Hub énergétique régional
L’intégration au marché électrique ouest-africain constitue un axe stratégique majeur. Membre actif du West African Power Pool, la Côte d’Ivoire exporte déjà vers le Ghana, le Burkina Faso et le Mali. L’interconnexion CLSG (Côte d’Ivoire-Liberia-Sierra Leone-Guinée), opérationnelle depuis 2022 grâce au soutien de la Banque Mondiale et de la BAD, consolide cette position de fournisseur régional.
Les contrats commerciaux se multiplient : jusqu’à 50 MW fournis au Libéria depuis 2022, et des ventes débutantes vers la Sierra Leone et la Guinée. Cette stratégie d’exportation génère des revenus précieux tout en optimisant l’utilisation des capacités de production nationales.
Défis structurels persistants
Malgré ces avancées, le secteur fait face à des enjeux de taille. La fiabilité de l’approvisionnement reste perfectible, comme l’ont démontré les pannes majeures d’avril 2024 sur les centrales d’Azito et CIPREL, contraignant le pays à réduire temporairement ses exportations. Si le temps moyen de coupure annuel a été divisé par deux entre 2011 et 2023 (de 47 à 29 heures), des progrès restent nécessaires en matière de maintenance préventive et de réserves de capacité.
L’équilibre financier du secteur constitue un autre défi majeur. Le maintien de tarifs subventionnés pour préserver le pouvoir d’achat et la compétitivité industrielle met sous tension les finances des opérateurs. CI-Énergies a d’ailleurs traversé des difficultés de trésorerie en 2021. La viabilité à long terme passe par l’optimisation des coûts de production, notamment via le développement des énergies renouvelables dont les prix continuent de baisser, et la réduction des pertes techniques sur le réseau.
Perspectives d’avenir
Le plan stratégique 2022-2040 du secteur électrique prévoit un doublement de la capacité installée à environ 5 000 MW en 2030, avec près de la moitié provenant de sources propres. Les 1 221 milliards FCFA d’investissements actuellement engagés témoignent de cette ambition.
La réussite de cette transformation énergétique nécessitera une mobilisation accrue des financements climatiques internationaux, un renforcement du cadre réglementaire pour faciliter l’intégration des producteurs indépendants d’électricité renouvelable, et le développement de compétences locales dans ces nouvelles technologies.

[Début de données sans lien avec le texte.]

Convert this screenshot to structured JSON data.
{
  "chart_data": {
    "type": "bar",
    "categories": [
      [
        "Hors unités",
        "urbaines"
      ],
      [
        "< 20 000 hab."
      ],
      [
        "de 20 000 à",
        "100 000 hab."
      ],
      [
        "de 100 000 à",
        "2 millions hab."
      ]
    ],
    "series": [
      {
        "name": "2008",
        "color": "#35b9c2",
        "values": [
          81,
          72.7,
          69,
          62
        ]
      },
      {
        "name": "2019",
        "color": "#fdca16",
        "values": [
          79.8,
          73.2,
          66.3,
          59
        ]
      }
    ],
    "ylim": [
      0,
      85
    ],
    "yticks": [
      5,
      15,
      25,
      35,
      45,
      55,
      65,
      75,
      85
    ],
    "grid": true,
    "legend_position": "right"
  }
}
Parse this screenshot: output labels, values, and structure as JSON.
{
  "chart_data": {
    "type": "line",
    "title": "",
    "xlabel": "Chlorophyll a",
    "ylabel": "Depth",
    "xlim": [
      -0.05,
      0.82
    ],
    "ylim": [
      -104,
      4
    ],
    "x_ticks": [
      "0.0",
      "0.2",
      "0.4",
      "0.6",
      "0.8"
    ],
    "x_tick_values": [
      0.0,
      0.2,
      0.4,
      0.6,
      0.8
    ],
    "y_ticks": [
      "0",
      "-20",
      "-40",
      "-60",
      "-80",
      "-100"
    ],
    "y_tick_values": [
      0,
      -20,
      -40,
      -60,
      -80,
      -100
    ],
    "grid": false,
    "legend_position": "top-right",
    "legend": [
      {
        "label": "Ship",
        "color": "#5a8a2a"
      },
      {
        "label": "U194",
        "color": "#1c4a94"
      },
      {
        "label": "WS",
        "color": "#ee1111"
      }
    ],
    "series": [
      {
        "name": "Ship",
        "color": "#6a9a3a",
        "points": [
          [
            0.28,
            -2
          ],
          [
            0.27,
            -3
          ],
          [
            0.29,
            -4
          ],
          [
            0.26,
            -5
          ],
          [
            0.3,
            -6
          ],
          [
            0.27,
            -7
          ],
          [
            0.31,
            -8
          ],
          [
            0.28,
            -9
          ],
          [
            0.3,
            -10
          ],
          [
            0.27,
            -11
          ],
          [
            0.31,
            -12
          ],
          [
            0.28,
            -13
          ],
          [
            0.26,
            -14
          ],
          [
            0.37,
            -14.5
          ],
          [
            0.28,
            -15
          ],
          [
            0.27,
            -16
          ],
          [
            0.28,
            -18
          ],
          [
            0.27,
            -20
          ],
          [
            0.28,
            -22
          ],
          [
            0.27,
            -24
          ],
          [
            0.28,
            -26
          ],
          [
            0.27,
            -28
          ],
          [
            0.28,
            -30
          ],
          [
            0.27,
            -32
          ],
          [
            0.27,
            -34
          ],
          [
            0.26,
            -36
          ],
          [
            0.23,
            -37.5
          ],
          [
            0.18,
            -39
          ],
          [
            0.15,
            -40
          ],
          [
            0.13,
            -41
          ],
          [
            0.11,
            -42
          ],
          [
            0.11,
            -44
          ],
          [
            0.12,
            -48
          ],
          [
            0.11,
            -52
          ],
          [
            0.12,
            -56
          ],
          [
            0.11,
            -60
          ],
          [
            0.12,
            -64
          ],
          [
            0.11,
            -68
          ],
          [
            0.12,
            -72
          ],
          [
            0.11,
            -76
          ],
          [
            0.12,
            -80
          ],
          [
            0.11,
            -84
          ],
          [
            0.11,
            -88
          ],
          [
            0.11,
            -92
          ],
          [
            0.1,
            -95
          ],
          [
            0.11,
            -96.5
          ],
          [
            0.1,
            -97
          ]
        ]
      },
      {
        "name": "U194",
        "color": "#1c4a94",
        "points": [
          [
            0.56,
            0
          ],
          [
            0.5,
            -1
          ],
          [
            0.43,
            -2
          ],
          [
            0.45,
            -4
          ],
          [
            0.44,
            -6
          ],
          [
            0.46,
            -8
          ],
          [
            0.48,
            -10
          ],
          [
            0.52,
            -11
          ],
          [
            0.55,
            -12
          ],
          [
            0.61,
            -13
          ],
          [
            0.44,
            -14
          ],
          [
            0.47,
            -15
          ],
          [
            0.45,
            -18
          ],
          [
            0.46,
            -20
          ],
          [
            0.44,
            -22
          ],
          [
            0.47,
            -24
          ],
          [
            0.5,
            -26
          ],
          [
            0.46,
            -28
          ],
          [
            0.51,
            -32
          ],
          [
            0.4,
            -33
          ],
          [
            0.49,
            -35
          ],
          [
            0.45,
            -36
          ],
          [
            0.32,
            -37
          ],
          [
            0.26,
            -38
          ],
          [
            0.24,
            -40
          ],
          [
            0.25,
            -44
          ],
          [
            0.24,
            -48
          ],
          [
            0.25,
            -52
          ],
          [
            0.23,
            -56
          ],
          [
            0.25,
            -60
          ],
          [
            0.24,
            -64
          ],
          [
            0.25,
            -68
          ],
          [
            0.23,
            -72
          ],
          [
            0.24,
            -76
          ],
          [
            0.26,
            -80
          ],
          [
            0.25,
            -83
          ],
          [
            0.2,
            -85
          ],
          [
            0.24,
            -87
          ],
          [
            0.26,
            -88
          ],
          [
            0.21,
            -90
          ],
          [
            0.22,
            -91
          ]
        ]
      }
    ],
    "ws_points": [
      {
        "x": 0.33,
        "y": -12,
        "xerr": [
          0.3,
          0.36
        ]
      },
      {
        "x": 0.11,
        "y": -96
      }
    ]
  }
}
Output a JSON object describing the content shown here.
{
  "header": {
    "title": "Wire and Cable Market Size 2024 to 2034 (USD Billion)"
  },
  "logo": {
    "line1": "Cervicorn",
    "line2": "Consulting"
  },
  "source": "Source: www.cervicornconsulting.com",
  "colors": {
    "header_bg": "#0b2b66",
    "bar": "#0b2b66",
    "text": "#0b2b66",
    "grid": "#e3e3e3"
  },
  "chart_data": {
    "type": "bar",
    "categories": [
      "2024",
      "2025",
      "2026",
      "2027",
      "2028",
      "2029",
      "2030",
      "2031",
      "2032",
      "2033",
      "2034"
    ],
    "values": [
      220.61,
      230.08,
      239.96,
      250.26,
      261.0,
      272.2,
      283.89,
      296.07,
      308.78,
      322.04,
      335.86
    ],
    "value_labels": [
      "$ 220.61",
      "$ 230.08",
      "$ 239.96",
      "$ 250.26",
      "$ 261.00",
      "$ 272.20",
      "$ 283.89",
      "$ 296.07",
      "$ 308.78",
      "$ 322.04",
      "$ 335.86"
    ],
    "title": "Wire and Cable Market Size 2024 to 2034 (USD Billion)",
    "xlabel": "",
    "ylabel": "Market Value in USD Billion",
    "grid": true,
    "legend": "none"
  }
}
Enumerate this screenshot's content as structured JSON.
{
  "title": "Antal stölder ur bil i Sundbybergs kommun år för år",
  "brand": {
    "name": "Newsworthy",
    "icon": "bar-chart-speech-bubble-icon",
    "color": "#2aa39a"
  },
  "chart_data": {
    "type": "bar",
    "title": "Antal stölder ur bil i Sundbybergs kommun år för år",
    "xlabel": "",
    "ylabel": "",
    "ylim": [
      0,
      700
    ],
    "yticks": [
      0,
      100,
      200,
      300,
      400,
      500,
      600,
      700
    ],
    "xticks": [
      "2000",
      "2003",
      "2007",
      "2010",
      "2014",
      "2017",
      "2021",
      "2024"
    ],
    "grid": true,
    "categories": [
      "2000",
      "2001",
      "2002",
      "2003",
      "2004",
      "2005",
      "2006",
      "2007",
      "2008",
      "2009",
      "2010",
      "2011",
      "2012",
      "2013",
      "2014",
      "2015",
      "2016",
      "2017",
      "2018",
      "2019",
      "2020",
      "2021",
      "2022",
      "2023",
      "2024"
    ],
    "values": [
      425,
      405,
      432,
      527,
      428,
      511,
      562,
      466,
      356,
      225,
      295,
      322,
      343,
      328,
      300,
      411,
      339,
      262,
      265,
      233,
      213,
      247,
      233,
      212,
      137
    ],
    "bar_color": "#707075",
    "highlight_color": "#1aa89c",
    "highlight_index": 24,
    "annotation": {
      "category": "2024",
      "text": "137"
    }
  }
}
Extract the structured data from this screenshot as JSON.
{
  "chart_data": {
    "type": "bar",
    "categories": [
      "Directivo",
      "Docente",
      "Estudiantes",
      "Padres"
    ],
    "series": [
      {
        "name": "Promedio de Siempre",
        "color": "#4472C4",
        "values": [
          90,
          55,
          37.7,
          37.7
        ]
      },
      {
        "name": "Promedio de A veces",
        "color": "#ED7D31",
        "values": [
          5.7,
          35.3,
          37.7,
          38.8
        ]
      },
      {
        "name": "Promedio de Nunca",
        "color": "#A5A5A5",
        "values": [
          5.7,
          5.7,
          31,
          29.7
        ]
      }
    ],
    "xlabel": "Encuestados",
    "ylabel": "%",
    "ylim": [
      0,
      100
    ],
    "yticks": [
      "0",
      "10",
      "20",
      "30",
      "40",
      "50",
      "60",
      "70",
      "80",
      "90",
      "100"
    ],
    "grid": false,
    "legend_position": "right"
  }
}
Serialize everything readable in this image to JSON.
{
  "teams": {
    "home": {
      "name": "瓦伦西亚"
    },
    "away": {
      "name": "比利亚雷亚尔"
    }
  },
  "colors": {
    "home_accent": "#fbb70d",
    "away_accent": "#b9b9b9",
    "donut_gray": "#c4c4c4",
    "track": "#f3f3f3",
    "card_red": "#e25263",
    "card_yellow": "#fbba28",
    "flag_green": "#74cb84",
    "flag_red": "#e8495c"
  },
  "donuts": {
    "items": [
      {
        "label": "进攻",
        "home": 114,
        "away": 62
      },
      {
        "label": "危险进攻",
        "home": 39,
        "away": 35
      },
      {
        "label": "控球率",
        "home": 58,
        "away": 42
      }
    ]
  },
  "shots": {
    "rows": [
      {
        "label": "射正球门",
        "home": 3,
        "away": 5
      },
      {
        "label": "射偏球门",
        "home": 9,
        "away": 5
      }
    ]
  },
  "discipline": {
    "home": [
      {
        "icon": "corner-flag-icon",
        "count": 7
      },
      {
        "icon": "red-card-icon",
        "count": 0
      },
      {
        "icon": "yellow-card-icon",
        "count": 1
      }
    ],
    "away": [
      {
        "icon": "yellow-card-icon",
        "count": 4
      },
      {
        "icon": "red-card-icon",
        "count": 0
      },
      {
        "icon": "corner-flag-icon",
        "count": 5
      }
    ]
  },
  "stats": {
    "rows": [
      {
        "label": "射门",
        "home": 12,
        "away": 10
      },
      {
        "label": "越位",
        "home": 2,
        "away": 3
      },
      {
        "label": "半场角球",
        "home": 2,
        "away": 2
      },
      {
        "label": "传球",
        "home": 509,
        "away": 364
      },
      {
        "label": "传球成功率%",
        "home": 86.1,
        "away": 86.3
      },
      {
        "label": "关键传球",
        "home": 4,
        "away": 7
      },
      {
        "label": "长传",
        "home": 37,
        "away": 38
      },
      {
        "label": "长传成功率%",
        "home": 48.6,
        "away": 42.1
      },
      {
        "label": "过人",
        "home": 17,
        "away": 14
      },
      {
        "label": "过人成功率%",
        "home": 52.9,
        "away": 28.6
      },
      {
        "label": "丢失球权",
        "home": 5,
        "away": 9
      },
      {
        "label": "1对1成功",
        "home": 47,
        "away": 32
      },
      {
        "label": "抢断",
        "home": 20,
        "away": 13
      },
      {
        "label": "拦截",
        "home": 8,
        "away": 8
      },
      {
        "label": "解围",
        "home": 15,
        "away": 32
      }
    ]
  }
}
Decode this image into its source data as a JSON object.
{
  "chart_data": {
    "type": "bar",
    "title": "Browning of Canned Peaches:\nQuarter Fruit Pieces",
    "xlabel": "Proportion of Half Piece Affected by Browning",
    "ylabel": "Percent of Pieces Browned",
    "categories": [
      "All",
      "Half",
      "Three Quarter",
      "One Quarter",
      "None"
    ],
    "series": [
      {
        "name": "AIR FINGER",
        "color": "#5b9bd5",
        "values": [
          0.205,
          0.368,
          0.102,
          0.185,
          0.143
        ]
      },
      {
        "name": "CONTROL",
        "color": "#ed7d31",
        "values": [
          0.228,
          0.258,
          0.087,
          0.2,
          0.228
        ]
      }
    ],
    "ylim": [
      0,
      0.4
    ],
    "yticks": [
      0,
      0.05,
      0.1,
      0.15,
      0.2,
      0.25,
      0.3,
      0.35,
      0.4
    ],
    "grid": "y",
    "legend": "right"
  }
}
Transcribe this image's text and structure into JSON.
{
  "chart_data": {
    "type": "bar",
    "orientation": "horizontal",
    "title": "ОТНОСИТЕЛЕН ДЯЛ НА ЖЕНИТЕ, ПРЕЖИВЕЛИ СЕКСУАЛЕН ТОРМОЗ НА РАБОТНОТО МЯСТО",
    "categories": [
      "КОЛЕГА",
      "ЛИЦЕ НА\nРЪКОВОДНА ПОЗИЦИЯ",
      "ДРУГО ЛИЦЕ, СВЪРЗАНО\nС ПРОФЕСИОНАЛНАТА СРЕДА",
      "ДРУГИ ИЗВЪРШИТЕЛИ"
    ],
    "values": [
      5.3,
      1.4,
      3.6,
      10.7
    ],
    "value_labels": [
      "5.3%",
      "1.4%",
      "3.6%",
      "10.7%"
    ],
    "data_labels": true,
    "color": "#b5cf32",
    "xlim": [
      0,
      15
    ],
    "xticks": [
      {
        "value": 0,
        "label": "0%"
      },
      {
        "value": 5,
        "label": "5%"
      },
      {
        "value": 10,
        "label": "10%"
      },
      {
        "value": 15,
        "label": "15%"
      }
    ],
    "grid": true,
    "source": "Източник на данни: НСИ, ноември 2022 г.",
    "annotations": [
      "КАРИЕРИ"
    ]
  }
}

Entre exploitation optimale de ses ressources gazières nationales et montée en puissance des énergies vertes, la Côte d’Ivoire navigue vers un modèle énergétique plus durable. L’enjeu est de taille : maintenir une croissance économique robuste tout en respectant les engagements climatiques, dans un contexte où l’accès universel à l’électricité demeure la priorité absolue pour le développement du pays.